While the Mad Cow scare was at its height, we were invited to stay with some friends in Belgium. We had stayed with them often before. We asked them what they would like us to bring from London. They said they would love a home-made curry, enough for about twelve people. Although I am married to an Indian, it is I who makes the meat curries in our family. I prepared and cooked a huge lamb curry. As it is only a few hours’ drive between London and Belgium and the curry would have to be re-heated before being served, we thought it safe to transport the casserole containing it without refrigeration.

There were more security checks than usual at the English end of the Channel Tunnel.

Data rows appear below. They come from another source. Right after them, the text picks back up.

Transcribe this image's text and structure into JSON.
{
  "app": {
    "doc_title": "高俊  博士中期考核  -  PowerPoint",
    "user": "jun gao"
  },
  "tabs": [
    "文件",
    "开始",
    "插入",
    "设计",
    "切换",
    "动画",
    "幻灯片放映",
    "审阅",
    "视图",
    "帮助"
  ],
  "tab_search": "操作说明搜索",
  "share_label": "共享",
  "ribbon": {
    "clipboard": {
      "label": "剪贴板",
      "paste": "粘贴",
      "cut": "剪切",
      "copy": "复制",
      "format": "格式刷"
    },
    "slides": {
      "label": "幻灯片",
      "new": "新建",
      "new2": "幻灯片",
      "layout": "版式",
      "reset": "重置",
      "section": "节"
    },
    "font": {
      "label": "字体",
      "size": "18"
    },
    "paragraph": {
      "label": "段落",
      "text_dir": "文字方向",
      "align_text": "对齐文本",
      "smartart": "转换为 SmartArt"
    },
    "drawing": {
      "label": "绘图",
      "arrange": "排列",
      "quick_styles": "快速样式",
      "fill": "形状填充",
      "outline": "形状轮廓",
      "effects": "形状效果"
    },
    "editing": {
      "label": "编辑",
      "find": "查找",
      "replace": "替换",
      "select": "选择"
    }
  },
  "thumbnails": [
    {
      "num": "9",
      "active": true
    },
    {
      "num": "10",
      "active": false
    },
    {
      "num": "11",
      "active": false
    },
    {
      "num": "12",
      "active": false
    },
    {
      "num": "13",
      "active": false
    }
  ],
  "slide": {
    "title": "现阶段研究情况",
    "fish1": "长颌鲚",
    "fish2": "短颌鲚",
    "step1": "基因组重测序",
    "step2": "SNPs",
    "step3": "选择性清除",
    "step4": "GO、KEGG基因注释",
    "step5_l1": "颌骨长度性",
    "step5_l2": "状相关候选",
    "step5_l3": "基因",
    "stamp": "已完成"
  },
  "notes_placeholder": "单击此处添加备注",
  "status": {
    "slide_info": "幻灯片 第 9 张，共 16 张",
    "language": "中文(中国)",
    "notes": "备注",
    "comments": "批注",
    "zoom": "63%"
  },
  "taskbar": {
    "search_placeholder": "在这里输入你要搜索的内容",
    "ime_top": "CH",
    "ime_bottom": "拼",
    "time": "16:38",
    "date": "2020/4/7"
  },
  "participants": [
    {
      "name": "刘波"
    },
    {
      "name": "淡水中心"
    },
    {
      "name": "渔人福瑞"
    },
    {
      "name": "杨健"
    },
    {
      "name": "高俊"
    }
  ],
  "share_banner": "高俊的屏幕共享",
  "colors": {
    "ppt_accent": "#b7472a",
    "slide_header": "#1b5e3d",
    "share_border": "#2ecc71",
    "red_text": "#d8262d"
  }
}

After our car had been examined, and the engine checked for hidden items including explosives, we were asked if we were carrying any meat products across the English Channel. We mentioned that we were transporting a casserole of cooked lamb curry. The security officials looked puzzled, told us not to move, and then walked away towards an office. One of them returned, and asked:

“It’s lamb, not beef is it?”

We confirmed that it was not beef.

“And thoroughly cooked?”

“Yes.”

“Well, what with all those spices, we’ll let you take it through the tunnel.”

Nobody asked us about meat when we arrived in France. We drove through a bath containing disinfected, and then headed for our destination.